Tuesday, October 8, 2019

Words matter

This week's Independent News & Media Irish regional newspapers' column.

Michael Commane
The saying that goes: ‘Sticks and stones can break my bones but names can never hurt me’ was often quoted to children by their parents if other children called them names.
It seems it first appeared at the end of the 19th century advising children not to take the bait when they were being taunted.

That may be good advice but certainly names can hurt and hurt deeply.
Words are important and words matter.

On Sunday September, 29 I caught a glimpse of UK Prime Minister Boris Johnson being interviewed on BBC’s ‘The Andrew Marr Show’. 

He proclaimed to Marr that he, Boris, was a model of restraint. 

I personally saw and heard him say that. This is the same man, who some few days earlier told a fellow parliamentarian that she was talking ‘humbug’ when she was speaking of the danger of using inflammatory language. She was instancing the death of her friend and Labour Party colleague Jo Cox. And the same Mr Johnson, before he unlawfully attempted to prorogue the British Parliament, called the Labour leader Jeremy Corbyn a ‘great big girl’s blouse’.

Johnson is a ‘clever’ speaker. He constantly calls the Benn Act the Surrender Act. Keep saying something often enough and it sticks. He knows that. And he gets away with it. He well knows his crass military metaphors can easily inflame passions in the current climate.

The same day that Johnson said that he was a model of restraint, across the Atlantic at the White House, President Donald Trump said referring to the Democrats’ intentions of impeaching him: ‘This is the single greatest scam in the history of American politics... Our country is at stake like never before.’ He then went on to say that his opponents were out to get him because he was fighting for the individual US citizen and was going to continue ‘draining the swamp’.

The previous day Brexit MEP David Bull warned that the EU was turning into an ‘empire’. The EU is anything but an empire.

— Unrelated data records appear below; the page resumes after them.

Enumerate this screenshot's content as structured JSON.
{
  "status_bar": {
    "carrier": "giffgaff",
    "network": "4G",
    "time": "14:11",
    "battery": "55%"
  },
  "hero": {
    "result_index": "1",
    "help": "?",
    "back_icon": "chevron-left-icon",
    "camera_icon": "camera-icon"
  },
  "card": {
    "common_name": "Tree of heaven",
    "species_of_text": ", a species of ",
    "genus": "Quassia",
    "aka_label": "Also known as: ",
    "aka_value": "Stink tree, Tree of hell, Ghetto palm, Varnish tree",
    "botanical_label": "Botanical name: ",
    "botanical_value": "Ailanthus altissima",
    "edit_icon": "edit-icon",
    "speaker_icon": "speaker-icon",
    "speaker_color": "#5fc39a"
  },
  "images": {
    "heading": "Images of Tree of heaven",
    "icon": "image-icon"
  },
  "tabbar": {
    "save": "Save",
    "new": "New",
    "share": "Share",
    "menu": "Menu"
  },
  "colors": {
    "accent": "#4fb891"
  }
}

It has been forged so as never again to allow another Holocaust, another Stalingrad to happen.

The German journalist, philosopher and political theorist Hannah Arendt in the 1970s wrote: ‘No one has ever counted truthfulness among the political virtues’ and that ‘lies have always been regarded as necessary and justifiable tools not only of the politician’s or the demagogue’s but also of the statesman’s trade’. 

Arendt, who was born into a Jewish family in Hanover in1906, covered the trial of former Nazi Adolf Eichmann in Israel in 1961 for ‘The New Yorker’ newspaper. Observing the ordinariness of Eichmann in the dock she saw him as a small bureaucrat and coined the now-famous phrase ‘The Banality of Evil’.

People, politicians, statesmen/women have always told lies but there seems to be something more ferocious about the deceit that is happening today. Or is it that we are simply hearing more about it and seeing and hearing it with our own eyes and ears?

Certainly, social media seems to bring the worst out in people. Dare one ask is there an underlying evil/darkness in the human psyche that can easily erupt?

Is it that I am biased and pointing the finger at those whom I oppose?

But I have not heard an intemperate word from Jeremy Corbyn in the current political furore.

Words are important and we need to use them to express our kindness and gentleness. History tells us what happens when we use words to threaten and frighten.